Noticing the popularity of military surplus Jeeps as off-road fun cars, IHC created the original Scout to blend the capability of those vehicles with car-like comfort, releasing the original Scout in 1961.
While it would seem basic and utilitarian to today’s eyes, the Scout was a revelation for off-road fans, and Jeep, Ford and General Motors directly responded with the original Wagoneer, Bronco and Chevy Blazer.
The Scout was originally designed to be configured as either a small pickup or an SUV with a removable top, layouts which continued in the even more popular second-generation Scout II, introduced in 1971.
Popular throughout its life, unrelated financial problems and labor strife at IHC forced the company to sell off the niche product to an Indiana RV builder in May of 1980. The pinch on gas-hungry vehicles from the second OPEC crisis and the 1980 recession finished off the venture by that October, bringing production to an abrupt end.
As the popularity of classic off-roaders has boomed, so have the prices of nice classic Scouts, particularly the larger and better-proportioned Scout II.
Plans for the initial batch of Scouts center on just two sketches, one of which bears the name of Volkswagen designer Nico Pressler. A short-ish four-door midsize SUV with proportions similar to the Scout II and a larger four-door pickup are depicted.

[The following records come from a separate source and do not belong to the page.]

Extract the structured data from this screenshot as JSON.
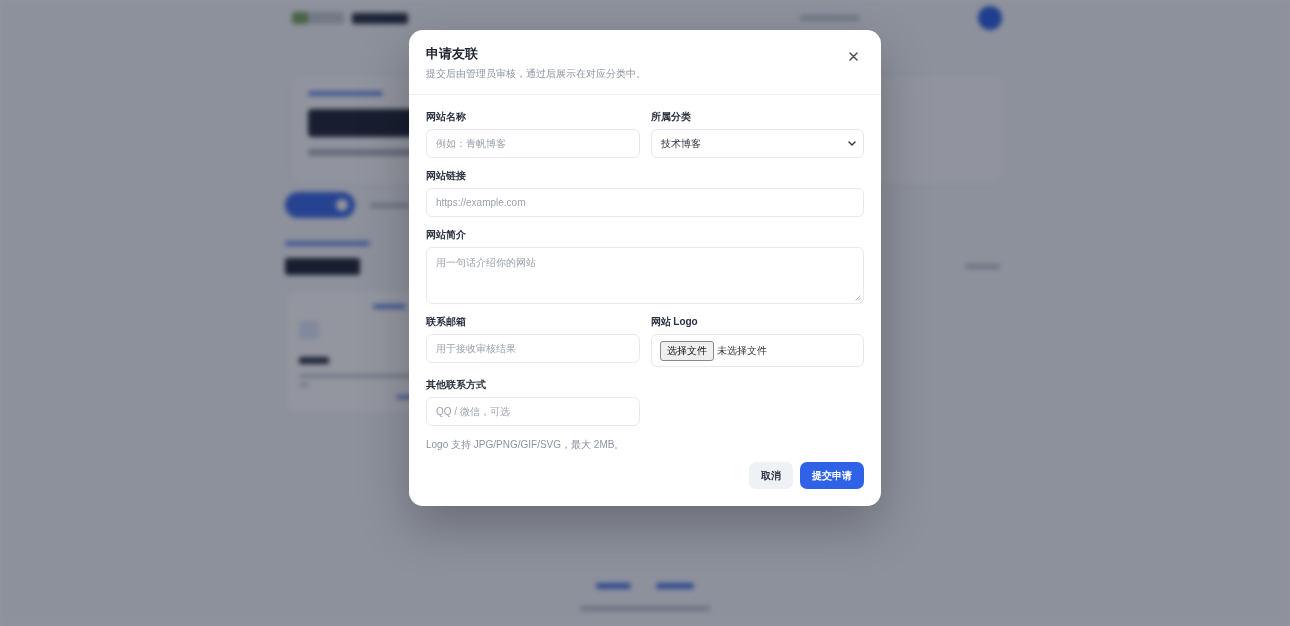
{
  "dialog": {
    "title": "申请友联",
    "subtitle": "提交后由管理员审核，通过后展示在对应分类中。"
  },
  "fields": [
    {
      "kind": "text",
      "label": "网站名称",
      "placeholder": "例如：青帆博客"
    },
    {
      "kind": "select",
      "label": "所属分类",
      "value": "技术博客"
    },
    {
      "kind": "url",
      "label": "网站链接",
      "placeholder": "https://example.com"
    },
    {
      "kind": "textarea",
      "label": "网站简介",
      "placeholder": "用一句话介绍你的网站"
    },
    {
      "kind": "email",
      "label": "联系邮箱",
      "placeholder": "用于接收审核结果"
    },
    {
      "kind": "file",
      "label": "网站 Logo",
      "button": "选择文件",
      "status": "未选择文件"
    },
    {
      "kind": "text",
      "label": "其他联系方式",
      "placeholder": "QQ / 微信，可选"
    }
  ],
  "hint": "Logo 支持 JPG/PNG/GIF/SVG，最大 2MB。",
  "buttons": [
    {
      "kind": "secondary",
      "label": "取消"
    },
    {
      "kind": "primary",
      "label": "提交申请"
    }
  ]
}
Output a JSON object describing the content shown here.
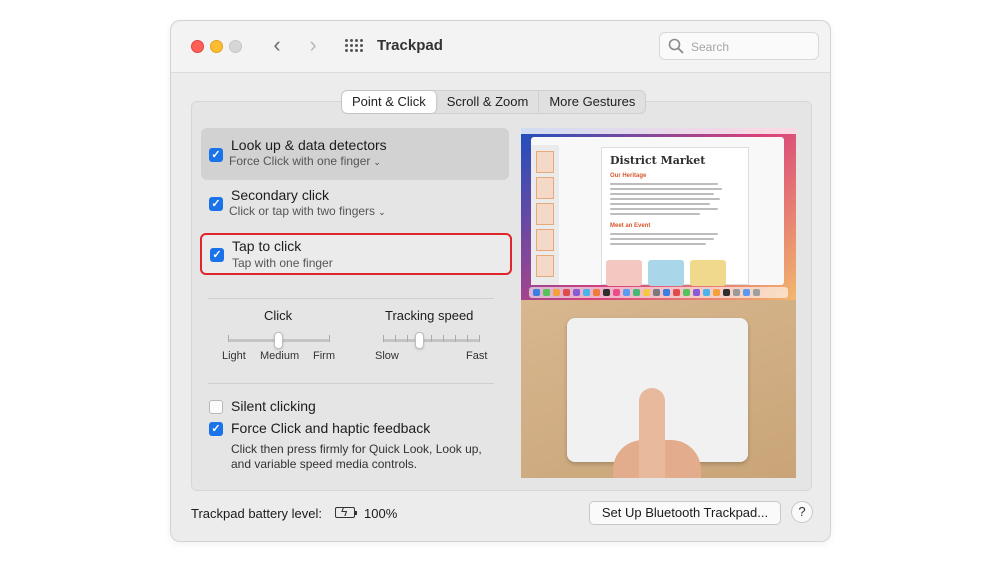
{
  "window": {
    "title": "Trackpad"
  },
  "search": {
    "placeholder": "Search"
  },
  "tabs": [
    {
      "label": "Point & Click",
      "active": true
    },
    {
      "label": "Scroll & Zoom",
      "active": false
    },
    {
      "label": "More Gestures",
      "active": false
    }
  ],
  "options": {
    "lookup": {
      "title": "Look up & data detectors",
      "subtitle": "Force Click with one finger",
      "checked": true
    },
    "secondary": {
      "title": "Secondary click",
      "subtitle": "Click or tap with two fingers",
      "checked": true
    },
    "tap": {
      "title": "Tap to click",
      "subtitle": "Tap with one finger",
      "checked": true
    }
  },
  "click_slider": {
    "title": "Click",
    "labels": [
      "Light",
      "Medium",
      "Firm"
    ],
    "value": "Medium"
  },
  "tracking_slider": {
    "title": "Tracking speed",
    "min_label": "Slow",
    "max_label": "Fast",
    "level": 0.375
  },
  "silent_clicking": {
    "label": "Silent clicking",
    "checked": false
  },
  "force_click": {
    "label": "Force Click and haptic feedback",
    "description_line1": "Click then press firmly for Quick Look, Look up,",
    "description_line2": "and variable speed media controls.",
    "checked": true
  },
  "preview": {
    "doc_title": "District Market",
    "section1": "Our Heritage",
    "section2": "Meet an Event"
  },
  "footer": {
    "battery_label": "Trackpad battery level:",
    "battery_value": "100%",
    "bluetooth_button": "Set Up Bluetooth Trackpad...",
    "help": "?"
  },
  "colors": {
    "accent": "#1a73e8",
    "highlight_border": "#e0262b",
    "close": "#fe5f57",
    "minimize": "#febc2e"
  }
}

But in bringing back the Scout, Volkswagen not only taps the history of the basic Scout II, but all of the other tangential IHC passenger vehicles.
Prior to 1975, IHC also built full-size pickups and SUVs, and there were many versions of the Scout. The new company could easily revive the Terra pickup, the long-wheelbase Scout Traveler, the proto-Bronco-Raptor Scout SSII, the full-size pickups or the Chevy Suburban-sized Travelall.